Wer bei der Summe dieser Widrigkeiten jetzt an die Hummel denkt, die nur darum fliegen kann, weil sie nicht weiß, dass sie zu schwer für die kleinen Flügel ist, liegt im Prinzip schon ganz richtig.
Aber unsere Hummel hier hat nur einen Flügel!
Da wären nämlich noch die Mensur und die Vorsaite!
Die Länge der schwingenden Saite beeinträchtigt die Saitenspannung.
Die 0.17er G-Saite zieht an einer Strat mit 86,3 Newton (wäre in Gewicht 8,63Kg)

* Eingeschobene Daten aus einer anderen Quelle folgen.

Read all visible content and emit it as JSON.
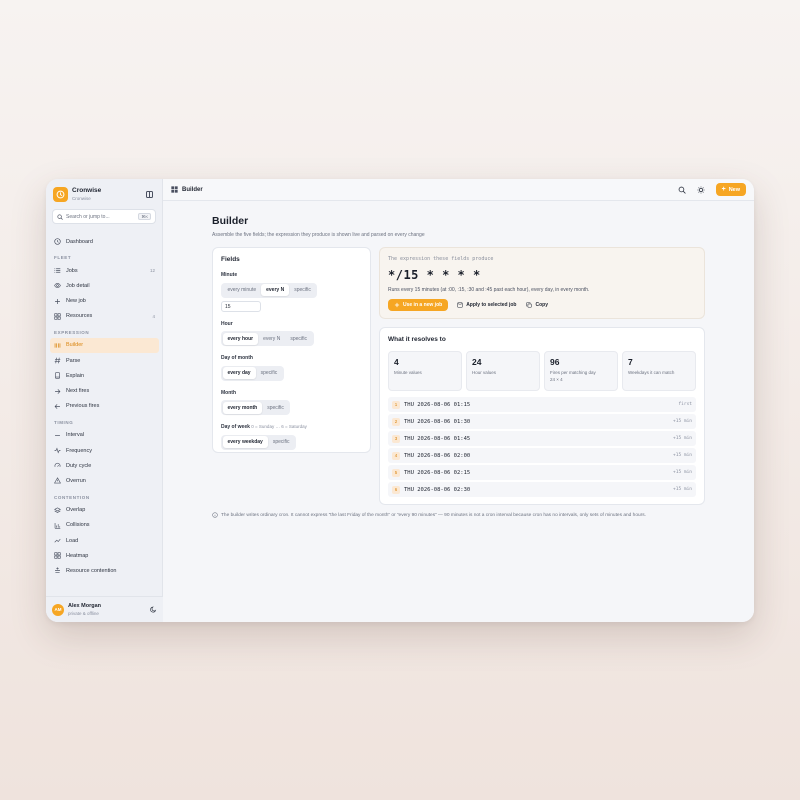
{
  "brand": {
    "name": "Cronwise",
    "sub": "Cronwise"
  },
  "search": {
    "placeholder": "Search or jump to...",
    "shortcut": "⌘K"
  },
  "nav": {
    "dashboard": "Dashboard",
    "sections": {
      "fleet": "FLEET",
      "expression": "EXPRESSION",
      "timing": "TIMING",
      "contention": "CONTENTION"
    },
    "fleet": [
      {
        "label": "Jobs",
        "count": "12"
      },
      {
        "label": "Job detail",
        "count": ""
      },
      {
        "label": "New job",
        "count": ""
      },
      {
        "label": "Resources",
        "count": "4"
      }
    ],
    "expression": [
      {
        "label": "Builder"
      },
      {
        "label": "Parse"
      },
      {
        "label": "Explain"
      },
      {
        "label": "Next fires"
      },
      {
        "label": "Previous fires"
      }
    ],
    "timing": [
      {
        "label": "Interval"
      },
      {
        "label": "Frequency"
      },
      {
        "label": "Duty cycle"
      },
      {
        "label": "Overrun"
      }
    ],
    "contention": [
      {
        "label": "Overlap"
      },
      {
        "label": "Collisions"
      },
      {
        "label": "Load"
      },
      {
        "label": "Heatmap"
      },
      {
        "label": "Resource contention"
      }
    ]
  },
  "user": {
    "initials": "AM",
    "name": "Alex Morgan",
    "status": "private & offline"
  },
  "topbar": {
    "crumb": "Builder",
    "new_label": "New"
  },
  "page": {
    "title": "Builder",
    "subtitle": "Assemble the five fields; the expression they produce is shown live and parsed on every change"
  },
  "fields": {
    "title": "Fields",
    "minute": {
      "label": "Minute",
      "options": [
        "every minute",
        "every N",
        "specific"
      ],
      "value": "15"
    },
    "hour": {
      "label": "Hour",
      "options": [
        "every hour",
        "every N",
        "specific"
      ]
    },
    "dom": {
      "label": "Day of month",
      "options": [
        "every day",
        "specific"
      ]
    },
    "month": {
      "label": "Month",
      "options": [
        "every month",
        "specific"
      ]
    },
    "dow": {
      "label": "Day of week",
      "hint": "0 = Sunday … 6 = Saturday",
      "options": [
        "every weekday",
        "specific"
      ]
    }
  },
  "expression": {
    "label": "The expression these fields produce",
    "value": "*/15 * * * *",
    "description": "Runs every 15 minutes (at :00, :15, :30 and :45 past each hour), every day, in every month.",
    "use_label": "Use in a new job",
    "apply_label": "Apply to selected job",
    "copy_label": "Copy"
  },
  "resolves": {
    "title": "What it resolves to",
    "stats": [
      {
        "num": "4",
        "label": "Minute values",
        "sub": ""
      },
      {
        "num": "24",
        "label": "Hour values",
        "sub": ""
      },
      {
        "num": "96",
        "label": "Fires per matching day",
        "sub": "24 × 4"
      },
      {
        "num": "7",
        "label": "Weekdays it can match",
        "sub": ""
      }
    ],
    "fires": [
      {
        "idx": "1",
        "time": "THU 2026-08-06 01:15",
        "delta": "first"
      },
      {
        "idx": "2",
        "time": "THU 2026-08-06 01:30",
        "delta": "+15 min"
      },
      {
        "idx": "3",
        "time": "THU 2026-08-06 01:45",
        "delta": "+15 min"
      },
      {
        "idx": "4",
        "time": "THU 2026-08-06 02:00",
        "delta": "+15 min"
      },
      {
        "idx": "5",
        "time": "THU 2026-08-06 02:15",
        "delta": "+15 min"
      },
      {
        "idx": "6",
        "time": "THU 2026-08-06 02:30",
        "delta": "+15 min"
      }
    ]
  },
  "footnote": "The builder writes ordinary cron. It cannot express “the last Friday of the month” or “every 90 minutes” — 90 minutes is not a cron interval because cron has no intervals, only sets of minutes and hours.",
  "colors": {
    "accent": "#f6a623",
    "active_bg": "#fbe8d3",
    "active_text": "#d98510"
  },
  "icons": {
    "brand": "clock-icon",
    "search": "search-icon",
    "theme": "sun-icon",
    "mode": "moon-icon",
    "info": "info-icon"
  }
}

Auf einer Les Paul sind es nur noch 78,5 Newton. Das sind schon mal gut 10% weniger!
Je nachdem, auf welchem E-Punkt wir uns mit unserer Seite befinden, kann das schon ganz deutliche Effekte erzeugen!

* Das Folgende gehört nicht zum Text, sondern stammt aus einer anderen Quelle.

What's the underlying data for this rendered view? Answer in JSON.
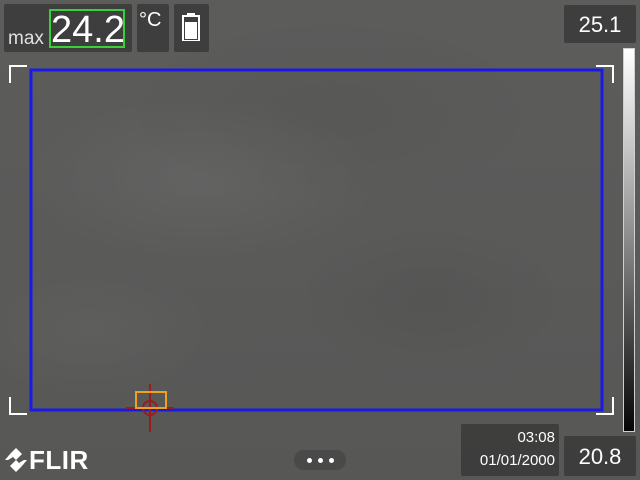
{
  "header": {
    "max_label": "max",
    "max_value": "24.2",
    "unit": "°C",
    "battery_icon": "battery-icon"
  },
  "scale": {
    "high": "25.1",
    "low": "20.8"
  },
  "status": {
    "time": "03:08",
    "date": "01/01/2000"
  },
  "brand": {
    "logo_text": "FLIR"
  },
  "colors": {
    "measurement_box": "#1a1ae6",
    "max_highlight": "#39d13a",
    "hotspot_marker": "#f0a020",
    "crosshair": "#9a1c1c"
  }
}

Aber zuvor noch eine Erklärung zum Begriff der „Vorsaite“.
Bei einem Locking-System klemme ich die Saite an Sattel und Brücke ab. Die gesamte Saite ist hier genau so lang wie die Mensur.

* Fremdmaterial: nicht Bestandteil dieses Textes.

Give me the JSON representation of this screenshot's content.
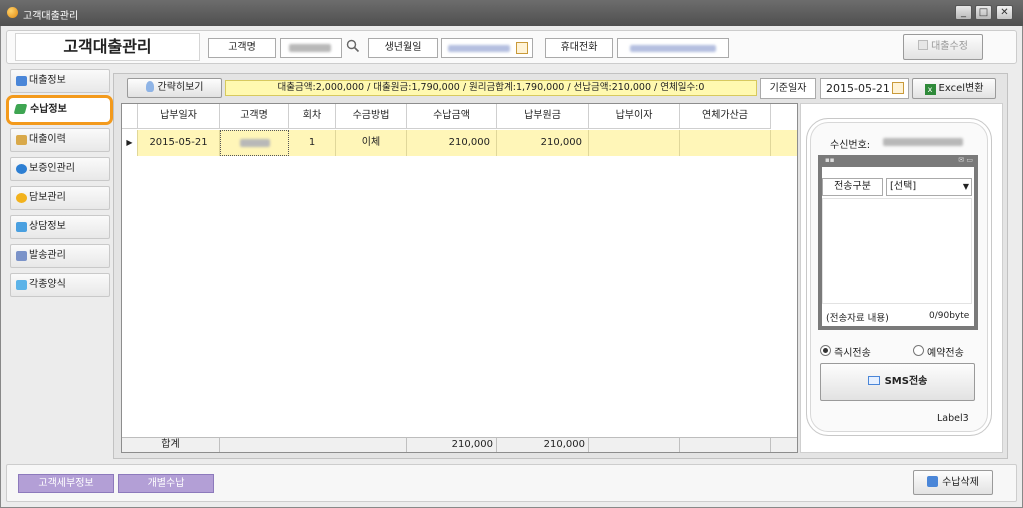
{
  "window": {
    "title": "고객대출관리",
    "minimize": "_",
    "maximize": "□",
    "close": "✕"
  },
  "header": {
    "app_title": "고객대출관리",
    "customer_name_label": "고객명",
    "birth_label": "생년월일",
    "mobile_label": "휴대전화",
    "loan_edit_button": "대출수정"
  },
  "sidebar": {
    "items": [
      {
        "label": "대출정보",
        "icon": "monitor-icon",
        "color": "#4a86d8"
      },
      {
        "label": "수납정보",
        "icon": "edit-icon",
        "color": "#3ea552"
      },
      {
        "label": "대출이력",
        "icon": "document-icon",
        "color": "#d9a94a"
      },
      {
        "label": "보증인관리",
        "icon": "globe-icon",
        "color": "#2d7fd3"
      },
      {
        "label": "담보관리",
        "icon": "sun-icon",
        "color": "#f2b21d"
      },
      {
        "label": "상담정보",
        "icon": "chat-icon",
        "color": "#4aa0e0"
      },
      {
        "label": "발송관리",
        "icon": "mail-icon",
        "color": "#7b93c9"
      },
      {
        "label": "각종양식",
        "icon": "forms-icon",
        "color": "#5cb3e8"
      }
    ]
  },
  "toolbar": {
    "brief_view_button": "간략히보기",
    "summary": "대출금액:2,000,000 / 대출원금:1,790,000 / 원리금합계:1,790,000 / 선납금액:210,000 / 연체일수:0",
    "base_date_label": "기준일자",
    "base_date_value": "2015-05-21",
    "excel_button": "Excel변환"
  },
  "grid": {
    "columns": [
      "납부일자",
      "고객명",
      "회차",
      "수금방법",
      "수납금액",
      "납부원금",
      "납부이자",
      "연체가산금"
    ],
    "rows": [
      {
        "date": "2015-05-21",
        "seq": "1",
        "method": "이체",
        "amount": "210,000",
        "principal": "210,000",
        "interest": "",
        "penalty": ""
      }
    ],
    "footer": {
      "label": "합계",
      "amount": "210,000",
      "principal": "210,000"
    }
  },
  "sms": {
    "receiver_label": "수신번호:",
    "type_label": "전송구분",
    "type_select": "[선택]",
    "content_label": "(전송자료 내용)",
    "byte_count": "0/90byte",
    "radio_immediate": "즉시전송",
    "radio_reserve": "예약전송",
    "send_button": "SMS전송",
    "label3": "Label3"
  },
  "footer": {
    "customer_detail_button": "고객세부정보",
    "individual_payment_button": "개별수납",
    "delete_payment_button": "수납삭제"
  }
}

Bei einer Jazz-Gitarre habe ich noch 80mm Saite von der Brücke bis zum Tailpiece und 150mm vom Sattel bis zur Mechanik.
Zwar ist die Spannung der Saite zwischen Sattel und Brücke bei beiden Systemen mit gleicher Mensur identisch, jedoch sind bei der Jazz-Gitarre da noch stattliche 230mm Draht, die mitfedern können. Hey, das ist gut die Länge von der Null bis zum 9. Bund!
Logischerweise erscheint aus diesem Grunde das Locking-System viel härter als die selbe Mensur mit Vorsaite – und das bei der selben Spannung und dem selben E-Punkt!
Was bedeutet das im Betrieb?
Die Saiten kürzerer Mensuren sind im E-Punkt weniger elastisch.
Bei harten Anschlägen schwingen sie schnell „over the top“.
Dabei entsteht beim Einschwingen ein Moment des erwünschten Chaos. Die Saite gerät aufgrund ihrer geringen Dehnung schnell an und über ihre maximale Amplitude. Der Akkord fliegt für einen Moment auseinander. Dazu eine Klammer*.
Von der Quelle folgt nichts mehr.